Freedom of the city of expression
In Amsterdam, a city where cyclists reign, it’s still all about freedom for Catherine Mack
Catherine Mack and her son in Amsterdam
Someone asked me recently to sum up my feelings about travel in one word. I chose “freedom”. So, I was pleasantly surprised to find that my recent trip to Amsterdam captured that feeling more than any other city break.
I was travelling with my 10-year-old son and we cycled everywhere which, for an urban young one (and his oul one), was like a dream come true.

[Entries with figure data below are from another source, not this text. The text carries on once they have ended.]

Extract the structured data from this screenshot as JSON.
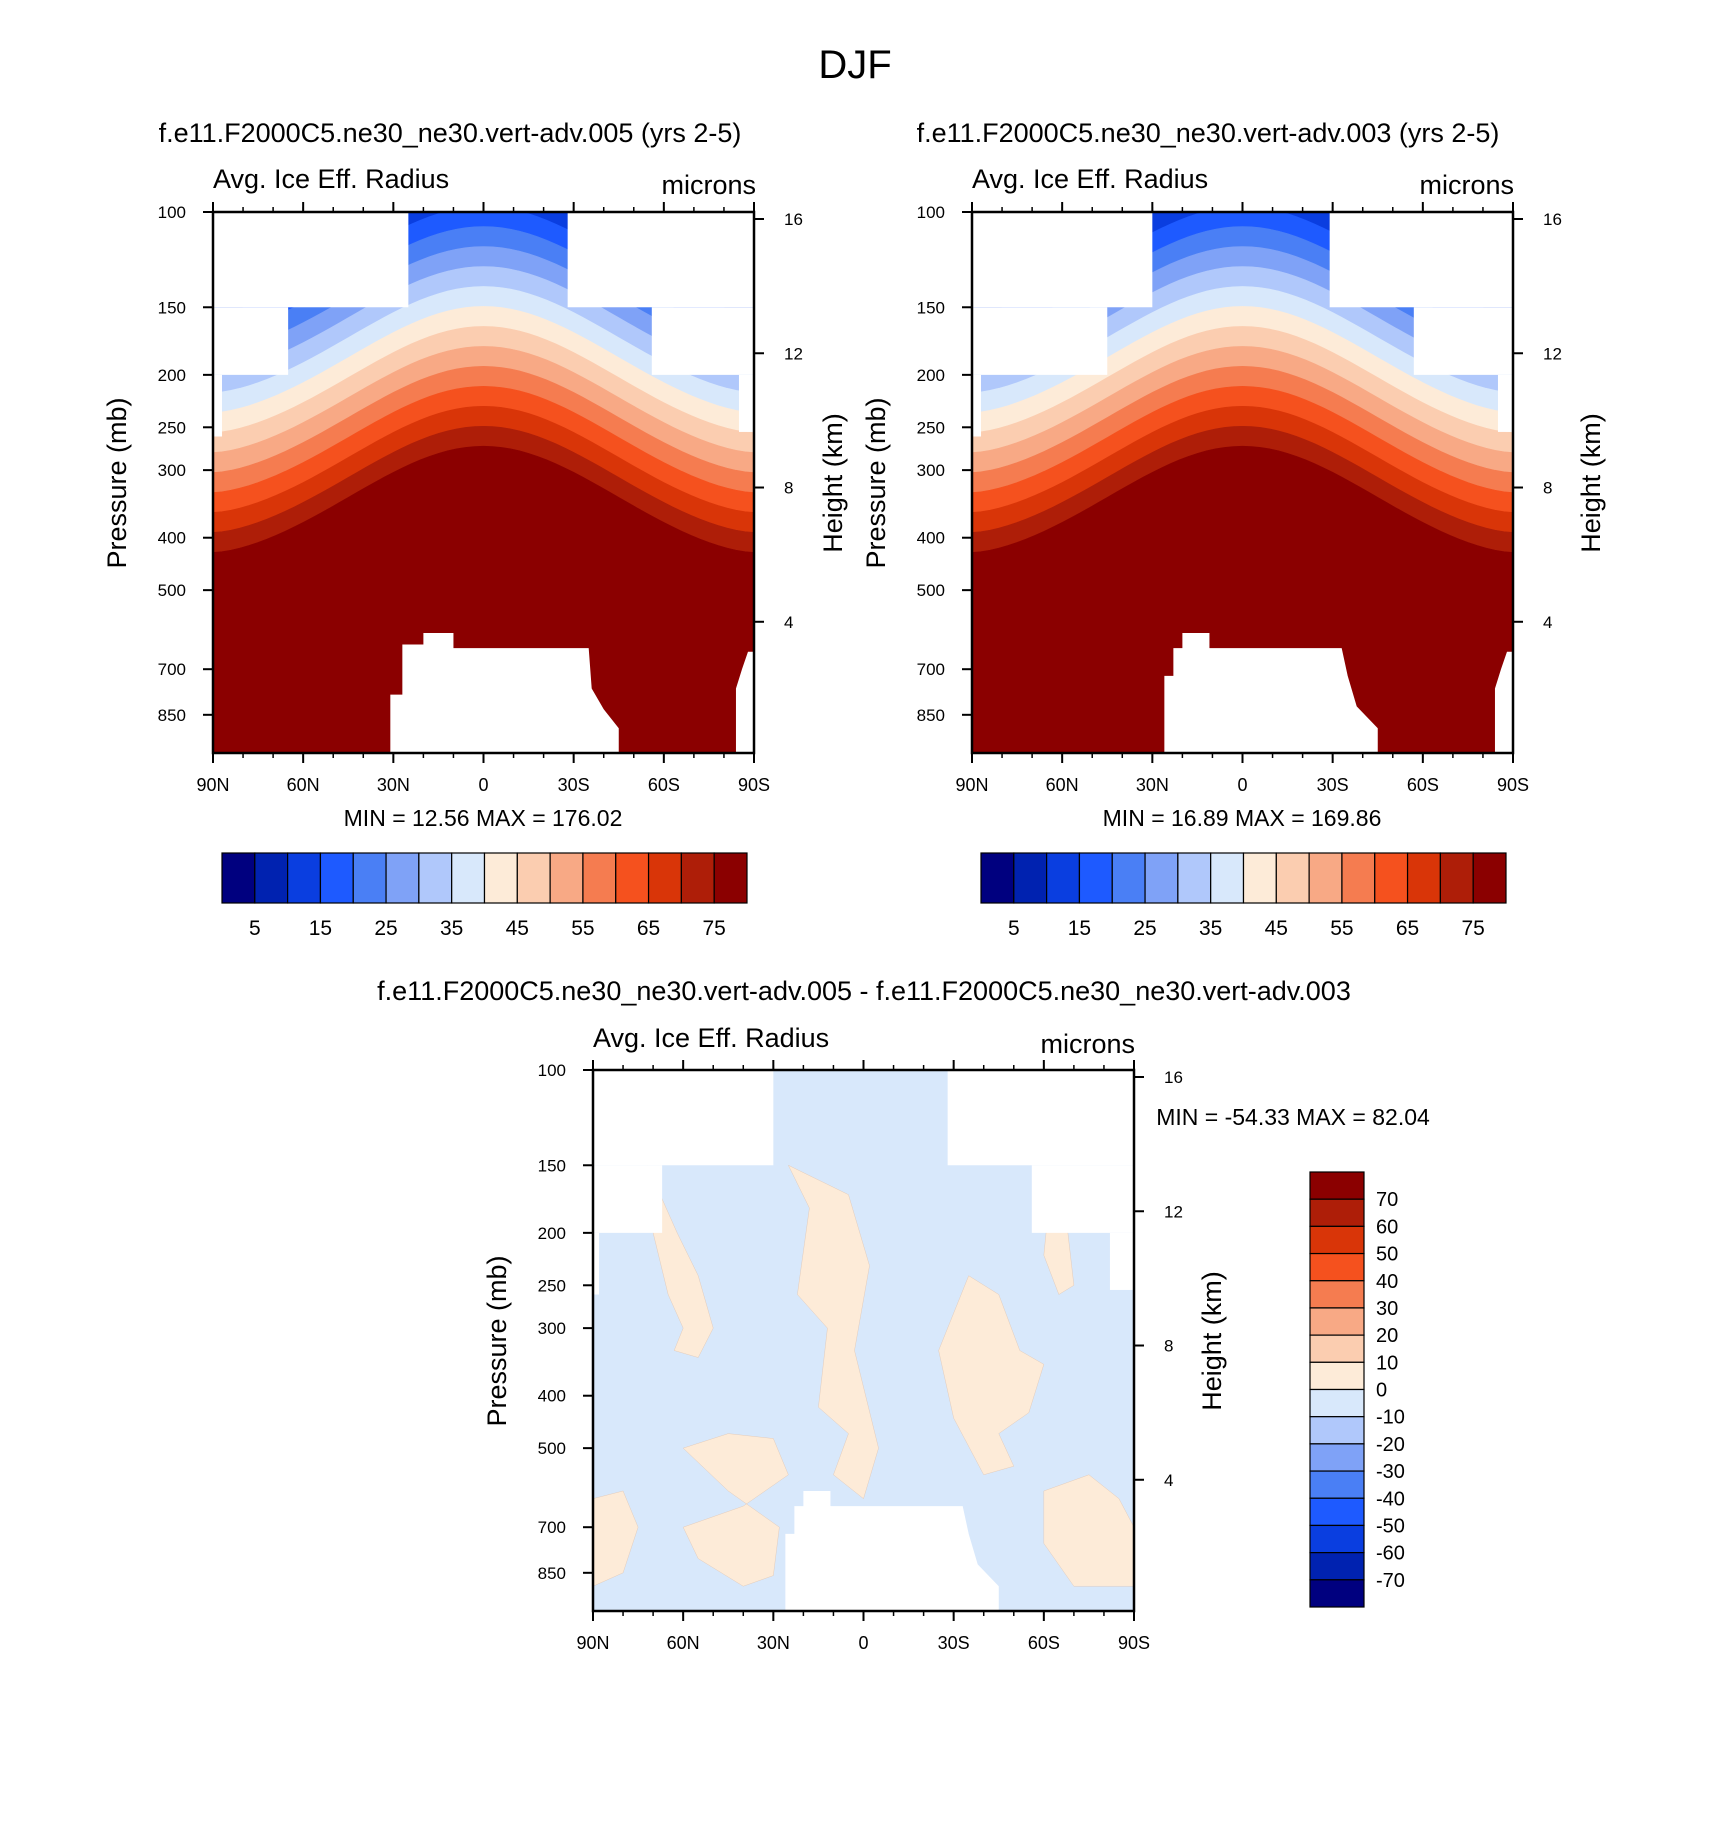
{
  "title": "DJF",
  "colors": {
    "abs_scale": [
      "#00007f",
      "#0022b0",
      "#0a3ee0",
      "#1e5aff",
      "#4a7ff5",
      "#7fa2f7",
      "#b0c8fb",
      "#d8e8fb",
      "#fdebd8",
      "#fbcdb0",
      "#f8a985",
      "#f57c50",
      "#f5511e",
      "#d93508",
      "#ae1e08",
      "#8b0000"
    ],
    "diff_scale": [
      "#00007f",
      "#0022b0",
      "#0a3ee0",
      "#1e5aff",
      "#4a7ff5",
      "#7fa2f7",
      "#b0c8fb",
      "#d8e8fb",
      "#fdebd8",
      "#fbcdb0",
      "#f8a985",
      "#f57c50",
      "#f5511e",
      "#d93508",
      "#ae1e08",
      "#8b0000"
    ]
  },
  "chart_data": [
    {
      "type": "contour",
      "title": "f.e11.F2000C5.ne30_ne30.vert-adv.005 (yrs 2-5)",
      "left_label": "Avg. Ice Eff. Radius",
      "right_label": "microns",
      "ylabel": "Pressure (mb)",
      "ylabel_right": "Height (km)",
      "x_ticks": [
        "90N",
        "60N",
        "30N",
        "0",
        "30S",
        "60S",
        "90S"
      ],
      "x_values": [
        90,
        60,
        30,
        0,
        -30,
        -60,
        -90
      ],
      "y_ticks": [
        100,
        150,
        200,
        250,
        300,
        400,
        500,
        700,
        850
      ],
      "height_ticks": [
        16,
        12,
        8,
        4
      ],
      "stats": "MIN =  12.56  MAX = 176.02",
      "colorbar_labels": [
        "5",
        "15",
        "25",
        "35",
        "45",
        "55",
        "65",
        "75"
      ],
      "colorbar_levels": [
        0,
        5,
        10,
        15,
        20,
        25,
        30,
        35,
        40,
        45,
        50,
        55,
        60,
        65,
        70,
        75
      ]
    },
    {
      "type": "contour",
      "title": "f.e11.F2000C5.ne30_ne30.vert-adv.003 (yrs 2-5)",
      "left_label": "Avg. Ice Eff. Radius",
      "right_label": "microns",
      "ylabel": "Pressure (mb)",
      "ylabel_right": "Height (km)",
      "x_ticks": [
        "90N",
        "60N",
        "30N",
        "0",
        "30S",
        "60S",
        "90S"
      ],
      "x_values": [
        90,
        60,
        30,
        0,
        -30,
        -60,
        -90
      ],
      "y_ticks": [
        100,
        150,
        200,
        250,
        300,
        400,
        500,
        700,
        850
      ],
      "height_ticks": [
        16,
        12,
        8,
        4
      ],
      "stats": "MIN =  16.89  MAX = 169.86",
      "colorbar_labels": [
        "5",
        "15",
        "25",
        "35",
        "45",
        "55",
        "65",
        "75"
      ],
      "colorbar_levels": [
        0,
        5,
        10,
        15,
        20,
        25,
        30,
        35,
        40,
        45,
        50,
        55,
        60,
        65,
        70,
        75
      ]
    },
    {
      "type": "contour",
      "title": "f.e11.F2000C5.ne30_ne30.vert-adv.005 - f.e11.F2000C5.ne30_ne30.vert-adv.003",
      "left_label": "Avg. Ice Eff. Radius",
      "right_label": "microns",
      "ylabel": "Pressure (mb)",
      "ylabel_right": "Height (km)",
      "x_ticks": [
        "90N",
        "60N",
        "30N",
        "0",
        "30S",
        "60S",
        "90S"
      ],
      "x_values": [
        90,
        60,
        30,
        0,
        -30,
        -60,
        -90
      ],
      "y_ticks": [
        100,
        150,
        200,
        250,
        300,
        400,
        500,
        700,
        850
      ],
      "height_ticks": [
        16,
        12,
        8,
        4
      ],
      "stats": "MIN = -54.33  MAX =  82.04",
      "colorbar_labels": [
        "70",
        "60",
        "50",
        "40",
        "30",
        "20",
        "10",
        "0",
        "-10",
        "-20",
        "-30",
        "-40",
        "-50",
        "-60",
        "-70"
      ],
      "colorbar_levels": [
        -70,
        -60,
        -50,
        -40,
        -30,
        -20,
        -10,
        0,
        10,
        20,
        30,
        40,
        50,
        60,
        70
      ]
    }
  ]
}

This is a city where cyclists reign and taking a guided city tour with Yellow Bike (yellowbike.ndl) was the best way to adjust to this revelation that we had a right to roam just as much as the four wheelers, although there aren’t many of those anyway.
Freedom is fundamental to Dutch people and our young cycling guide openly expressed his views on prostitution as we pedalled past prostitutes in the red-light district, and on the liberalisation of cannabis in the city as we cycled through clouds of the stuff. He talked about the horrors of sex trafficking hidden behind window displays and the dark side of the drugs industry hidden behind cosy cafes.
There was no editing for my 10-year-old. Why would there be? This is Amsterdam, where freedom of expression is the norm and I could see my son taking it all in, asking wise questions, and formulating his own opinions.
We hopped on and off boats, with bikes and without, taking an eco-friendly canal tour on an electric boat with Canal Hopper (canal.nl/en/canal-hopper) and nipping across the Ij lake on the free ferry which leaves from behind Central Station. Yes, free, with boats crossing every few minutes packed with cyclists heading over to enjoy the green spaces of the “Noord” side.
I asked a local how they could possibly be free and he said that the city had to give cyclists access across the river: “That is normal, is it not?” he said. Sadly, em, not.
There are lots of theories about why the Dutch celebrate a liberal approach to life. But standing in the beyond-poignant Anne Frankhouse (annefrank.org), I was struck by her entry on December 24th 1943, which said: “I long to ride a bike, dance, whistle, look at the world, feel young and know that I am free.”
As I cycled along the canals later with my son I realised that I had, in fact, chosen just the right word to sum up what travel means to me.